Lots of fun by way of Easter eggs can be found around literally every corner:

  • it’s not the captain but Spock who has his shirt off in his first scene, appearing with Gia Sandhu as T’Pring, Spock’s wife from the original series

  • Admiral Robert April, originally voiced by Scotty himself, James Doohan, in the animated series, is now played by Adrian Holmes

  • Celia Rose Gooding is the latest actor to assume Uhura’s earpiece and chair

  • André Dae Kim plays transport chief Kyle, the man who will one day serve as the last Commander of the Reliant in Star Trek II: The Wrath of Khan
  • Rong Fu plays Lt. Jenna Mitchell, and that last name should recall Gary Lockwood’s Lt. Gary Mitchell from “Where No Man Has Gone Before”–is she a sister, daughter, or other relative?
  • Babs Olusanmokun steps into Booker Bradshaw’s original series role as Dr. M’Benga
  • Samuel Kirk, played by Dan Jeonnotte, is the older brother of franchise hero James T. Kirk, who was seen played by William Shatner himself in the original series
  • the tricorders and communicators carry forward Wah Chang’s original series designs with modifications
  • although the uniform fabrics are a clear extension of the last Star Trek movie, Star Trek Beyond (compare Mount’s gold Starfleet tunic to Chris Pine’s) like Sanja Milkovic Hayes’ updated costume designs for that movie, Bernadette Croft’s new looks echo a mix of original series, Phase II, and even The Next Generation (e.g., skant) designs
  • although this highly advanced tech ship Enterprise itself, including its cinematography (e.g., those lens flares!) scream Kelvin timeline, we’re supposed to keep convincing ourselves this is the same world as the plywood sets of the 1960s

What are we holding out hopes for this season?  Early appearances of M’Ress and Arex from the animated series.  A peek at Montgomery Scott, who served 20 years in Starfleet before serving under Kirk, or a young Hikaru Sulu.  Will we see Pike’s crew members from the past, like John Hoyt’s character Dr. Phillip Boyce?  Peter Duryea’s Helmsman Tyler?  A transport chief and geologist based on Pike’s earlier appearance?  We’d love to see more of Wynonna Earp herself, actor Melanie Scrofano, who has a brief appearance as Pike’s girlfriend, Captain Batel.

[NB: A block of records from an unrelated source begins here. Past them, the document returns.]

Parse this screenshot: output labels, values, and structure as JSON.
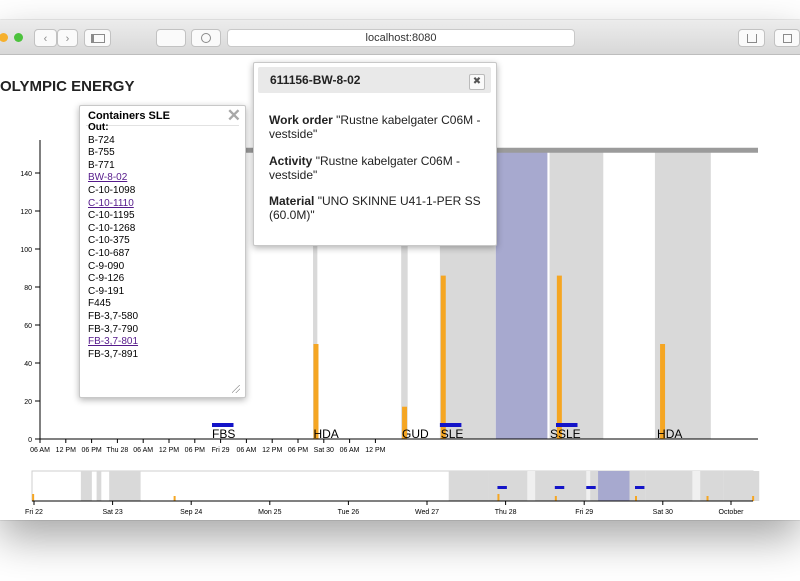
{
  "browser": {
    "url": "localhost:8080",
    "traffic_colors": [
      "#f6b02d",
      "#4cc23d"
    ]
  },
  "app": {
    "title": "OLYMPIC ENERGY"
  },
  "colors": {
    "accent_orange": "#f5a623",
    "accent_blue": "#1414c8",
    "band_gray": "#d9d9d9",
    "band_selected": "#a7a9cf",
    "capacity_line": "#9b9b9b"
  },
  "chart_data": [
    {
      "type": "bar",
      "name": "main-timeline",
      "x_ticks": [
        "06 AM",
        "12 PM",
        "06 PM",
        "Thu 28",
        "06 AM",
        "12 PM",
        "06 PM",
        "Fri 29",
        "06 AM",
        "12 PM",
        "06 PM",
        "Sat 30",
        "06 AM",
        "12 PM"
      ],
      "y_ticks": [
        "0",
        "20",
        "40",
        "60",
        "80",
        "100",
        "120",
        "140"
      ],
      "ylim": [
        0,
        150
      ],
      "capacity_line": 152,
      "bands": [
        {
          "start_h": 69.5,
          "end_h": 70.5,
          "selected": false
        },
        {
          "start_h": 90,
          "end_h": 91.5,
          "selected": false
        },
        {
          "start_h": 99,
          "end_h": 112,
          "selected": false
        },
        {
          "start_h": 112,
          "end_h": 124,
          "selected": true
        },
        {
          "start_h": 124.5,
          "end_h": 126,
          "selected": false
        },
        {
          "start_h": 126,
          "end_h": 137,
          "selected": false
        },
        {
          "start_h": 149,
          "end_h": 162,
          "selected": false
        }
      ],
      "bars": [
        {
          "hour": 69.6,
          "value": 50
        },
        {
          "hour": 90.2,
          "value": 17
        },
        {
          "hour": 99.2,
          "value": 86
        },
        {
          "hour": 126.2,
          "value": 86
        },
        {
          "hour": 150.2,
          "value": 50
        }
      ],
      "blue_marks": [
        {
          "start_h": 46,
          "end_h": 51
        },
        {
          "start_h": 99,
          "end_h": 104
        },
        {
          "start_h": 126,
          "end_h": 131
        }
      ],
      "locations": [
        {
          "label": "FBS",
          "hour": 46
        },
        {
          "label": "HDA",
          "hour": 69.6
        },
        {
          "label": "GUD",
          "hour": 90.2
        },
        {
          "label": "SLE",
          "hour": 99.2
        },
        {
          "label": "SSLE",
          "hour": 124.6
        },
        {
          "label": "HDA",
          "hour": 149.5
        }
      ]
    },
    {
      "type": "bar",
      "name": "overview-timeline",
      "x_ticks": [
        "Fri 22",
        "Sat 23",
        "Sep 24",
        "Mon 25",
        "Tue 26",
        "Wed 27",
        "Thu 28",
        "Fri 29",
        "Sat 30",
        "October"
      ]
    }
  ],
  "containers": {
    "title": "Containers SLE",
    "items": [
      {
        "text": "Out:",
        "bold": true,
        "link": false
      },
      {
        "text": "B-724",
        "bold": false,
        "link": false
      },
      {
        "text": "B-755",
        "bold": false,
        "link": false
      },
      {
        "text": "B-771",
        "bold": false,
        "link": false
      },
      {
        "text": "BW-8-02",
        "bold": false,
        "link": true
      },
      {
        "text": "C-10-1098",
        "bold": false,
        "link": false
      },
      {
        "text": "C-10-1110",
        "bold": false,
        "link": true
      },
      {
        "text": "C-10-1195",
        "bold": false,
        "link": false
      },
      {
        "text": "C-10-1268",
        "bold": false,
        "link": false
      },
      {
        "text": "C-10-375",
        "bold": false,
        "link": false
      },
      {
        "text": "C-10-687",
        "bold": false,
        "link": false
      },
      {
        "text": "C-9-090",
        "bold": false,
        "link": false
      },
      {
        "text": "C-9-126",
        "bold": false,
        "link": false
      },
      {
        "text": "C-9-191",
        "bold": false,
        "link": false
      },
      {
        "text": "F445",
        "bold": false,
        "link": false
      },
      {
        "text": "FB-3,7-580",
        "bold": false,
        "link": false
      },
      {
        "text": "FB-3,7-790",
        "bold": false,
        "link": false
      },
      {
        "text": "FB-3,7-801",
        "bold": false,
        "link": true
      },
      {
        "text": "FB-3,7-891",
        "bold": false,
        "link": false
      }
    ]
  },
  "workorder": {
    "title": "611156-BW-8-02",
    "fields": [
      {
        "label": "Work order",
        "value": "\"Rustne kabelgater C06M - vestside\""
      },
      {
        "label": "Activity",
        "value": "\"Rustne kabelgater C06M - vestside\""
      },
      {
        "label": "Material",
        "value": "\"UNO SKINNE U41-1-PER SS (60.0M)\""
      }
    ]
  }
}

Taking place a decade before the original Star Trek series and intended to be more episodic and optimistic like the original series, Strange New Worlds is written and produced by several creators behind Star Trek: Discovery and Star Trek: Picard.  The writing, sets, costumes, props, and cinematography of Star Trek: Discovery were all very close to those of the Enterprise of the JJ Abrams’ last three Star Trek theatrical releases, so until we see an announcement for the next film, at least there will be something by way of the small screen for Star Trek fans.  And this first episode sure looks and feels like the next Abrams movie.

Like the 1960s series, this one isn’t afraid to jump right in with  big drama–a World War III episode ripped from the headlines–and it addresses its biggest problem head on: how can we have any stakes for all these characters when we know they are going to be around the next 10 years, and we specifically know Pike’s own dark fate?  Look for the answers each week on Strange New Worlds, with new episodes arriving Thursdays on Paramount+.